Quels sont les motifs du renvoi de Éric Dupond-Moretti pour prise illégale d’intérêts ?

M. Éric Dupond-Moretti est poursuivi pour prise illégale d’intérêts au motif qu’il aurait pris des décisions, en sa qualité de ministre de la Justice, relativement à des enquêtes administratives visant des magistrats à l’encontre desquels il aurait eu des griefs lorsqu’il était avocat. Il lui est reproché d’avoir pris ces décisions alors qu’il avait fait des déclarations critiquant ces mêmes magistrats, ce qui caractériserait, selon la poursuite, la prise d’un intérêt moral dans ces mêmes décisions. Il est donc mis en cause sur le fondement de la jurisprudence appliquant le délit de prise illégale d’intérêts à un intérêt moral, puisqu’il n’est pas contesté qu’il n’a retiré aucun profit de ces enquêtes ni pour lui ni pour ses clients. En l’occurrence, cet intérêt moral aurait résidé dans une inimitié personnelle vis-à-vis des magistrats concernés.

M. Éric Dupond-Moretti se défend notamment en faisant valoir que ses décisions relatives à ces deux enquêtes sont intervenues dans un processus qui avait commencé avant sa prise de fonctions et que ces mêmes décisions ne correspondent pas à une opération au sens du délit de prise illégale d’intérêts.

Comment la CJR a-t-elle été saisie de ces poursuites ?

La saisine de la CJR fait l’objet d’une procédure particulière qui vise à éviter les saisines abusives ou intempestives qui nuiraient à l’efficacité de l’action gouvernementale. C’est pourquoi cette saisine ne peut intervenir qu’à l’initiative d’une Commission des requêtes composée de trois magistrats hors-hiérarchie de la Cour de cassation, de deux Conseillers d’État et deux Conseillers maîtres à la Cour des comptes. La Commission des requêtes transmet la procédure au Procureur général de la Cour de cassation si elle considère que l’affaire est recevable. Le Procureur général près la Cour de cassation, qui exerce les fonctions du ministère public devant la CJR, prend un réquisitoire qui saisit la Commission d’instruction, laquelle est composée de trois magistrats de la Cour de cassation, et qui est chargée d’instruire l’affaire. À l’issue de son instruction, la Commission d’instruction ordonne le renvoi de l’affaire devant la CJR ou prononce un non-lieu. Cette décision est prise après réception des réquisitions du Procureur général près la Cour de cassation.

En l’occurrence, la Commission des requêtes a été destinataire de plaintes de syndicats de magistrats et d’un signalement par l’association Anticor soutenant que M. Éric Dupond-Moretti avait commis le délit de prise illégale d’intérêts en prenant des décisions dans le cadre d’enquêtes administratives visant des magistrats avec lesquels il aurait été en conflit dans l’exercice antérieur de sa profession d’avocat.
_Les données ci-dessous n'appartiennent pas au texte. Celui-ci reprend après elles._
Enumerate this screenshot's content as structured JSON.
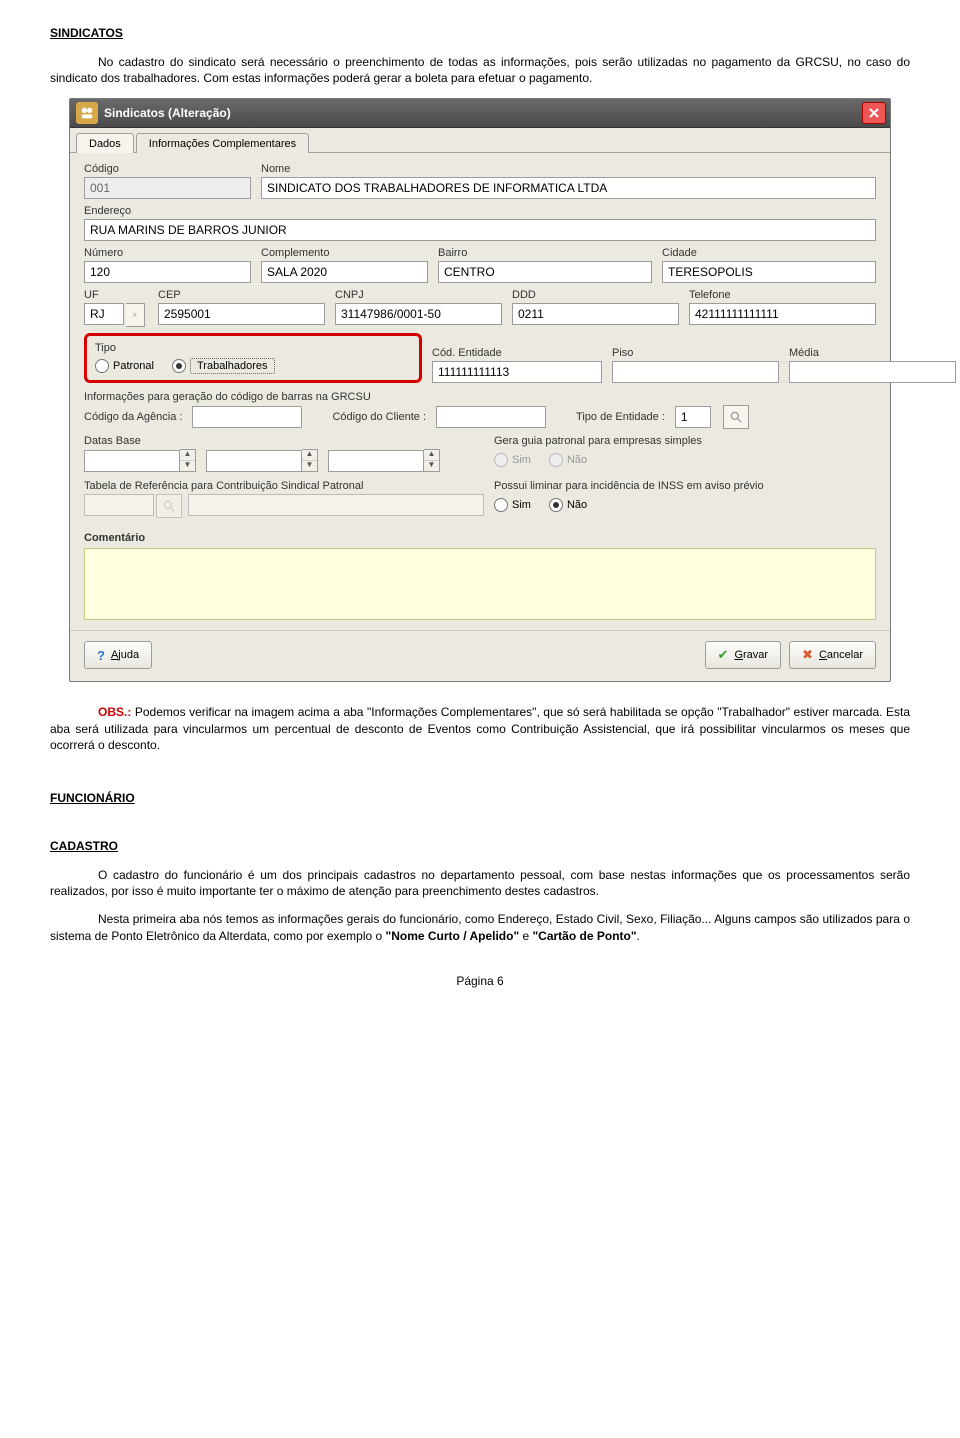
{
  "headings": {
    "sindicatos": "SINDICATOS",
    "funcionario": "FUNCIONÁRIO",
    "cadastro": "CADASTRO"
  },
  "paras": {
    "p1": "No cadastro do sindicato será necessário o preenchimento de todas as informações, pois serão utilizadas no pagamento da GRCSU, no caso do sindicato dos trabalhadores. Com estas informações poderá gerar a boleta para efetuar o pagamento.",
    "obs_prefix": "OBS.:",
    "obs_rest": " Podemos verificar na imagem acima a aba \"Informações Complementares\", que só será habilitada se opção \"Trabalhador\" estiver marcada. Esta aba será utilizada para vincularmos um percentual de desconto de Eventos como Contribuição Assistencial, que irá possibilitar vincularmos os meses que ocorrerá o desconto.",
    "p2": "O cadastro do funcionário é um dos principais cadastros no departamento pessoal, com base nestas informações que os processamentos serão realizados, por isso é muito importante ter o máximo de atenção para preenchimento destes cadastros.",
    "p3a": "Nesta primeira aba nós temos as informações gerais do funcionário, como Endereço, Estado Civil, Sexo, Filiação... Alguns campos são utilizados para o sistema de Ponto Eletrônico da Alterdata, como por exemplo o ",
    "p3b": "\"Nome Curto / Apelido\"",
    "p3c": " e ",
    "p3d": "\"Cartão de Ponto\"",
    "p3e": "."
  },
  "footer": "Página 6",
  "win": {
    "title": "Sindicatos (Alteração)",
    "tabs": {
      "t1": "Dados",
      "t2": "Informações Complementares"
    },
    "labels": {
      "codigo": "Código",
      "nome": "Nome",
      "endereco": "Endereço",
      "numero": "Número",
      "complemento": "Complemento",
      "bairro": "Bairro",
      "cidade": "Cidade",
      "uf": "UF",
      "cep": "CEP",
      "cnpj": "CNPJ",
      "ddd": "DDD",
      "telefone": "Telefone",
      "tipo": "Tipo",
      "patronal": "Patronal",
      "trabalhadores": "Trabalhadores",
      "cod_entidade": "Cód. Entidade",
      "piso": "Piso",
      "media": "Média",
      "info_grcsu": "Informações para geração do código de barras na GRCSU",
      "cod_agencia": "Código da Agência :",
      "cod_cliente": "Código do Cliente :",
      "tipo_entidade": "Tipo de Entidade :",
      "datas_base": "Datas Base",
      "gera_guia": "Gera guia patronal para empresas simples",
      "sim": "Sim",
      "nao": "Não",
      "tabela_ref": "Tabela de Referência para Contribuição Sindical Patronal",
      "liminar": "Possui liminar para incidência de INSS em aviso prévio",
      "comentario": "Comentário"
    },
    "values": {
      "codigo": "001",
      "nome": "SINDICATO DOS TRABALHADORES DE INFORMATICA LTDA",
      "endereco": "RUA MARINS DE BARROS JUNIOR",
      "numero": "120",
      "complemento": "SALA 2020",
      "bairro": "CENTRO",
      "cidade": "TERESOPOLIS",
      "uf": "RJ",
      "cep": "2595001",
      "cnpj": "31147986/0001-50",
      "ddd": "0211",
      "telefone": "42111111111111",
      "cod_entidade": "111111111113",
      "tipo_entidade": "1"
    },
    "buttons": {
      "ajuda": "Ajuda",
      "gravar": "Gravar",
      "cancelar": "Cancelar"
    }
  }
}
La Commission des requêtes a considéré que ces plaintes étaient recevables et a transmis la procédure au Procureur général près de la Cour de cassation, M. François Molins. Celui-ci a pris un réquisitoire introductif pour prise illégale d’intérêts à l’encontre de M. Éric Dupond-Moretti. Ce réquisitoire introductif a saisi la Commission d’instruction de la CJR. A la fin de son information, la CJR a saisi le Procureur général près de la Cour de cassation aux fins qu’il prenne ses réquisitions. Le Procureur général près la Cour de cassation a pris des réquisitions de renvoi de M. Éric Dupond-Moretti pour prise illégale d’intérêts et la Commission d’instruction a ordonné le renvoi de M. Éric Dupond-Moretti devant la CJR. C’est de ce renvoi dont est saisie CJR qui juge M. Éric Dupond-Moretti.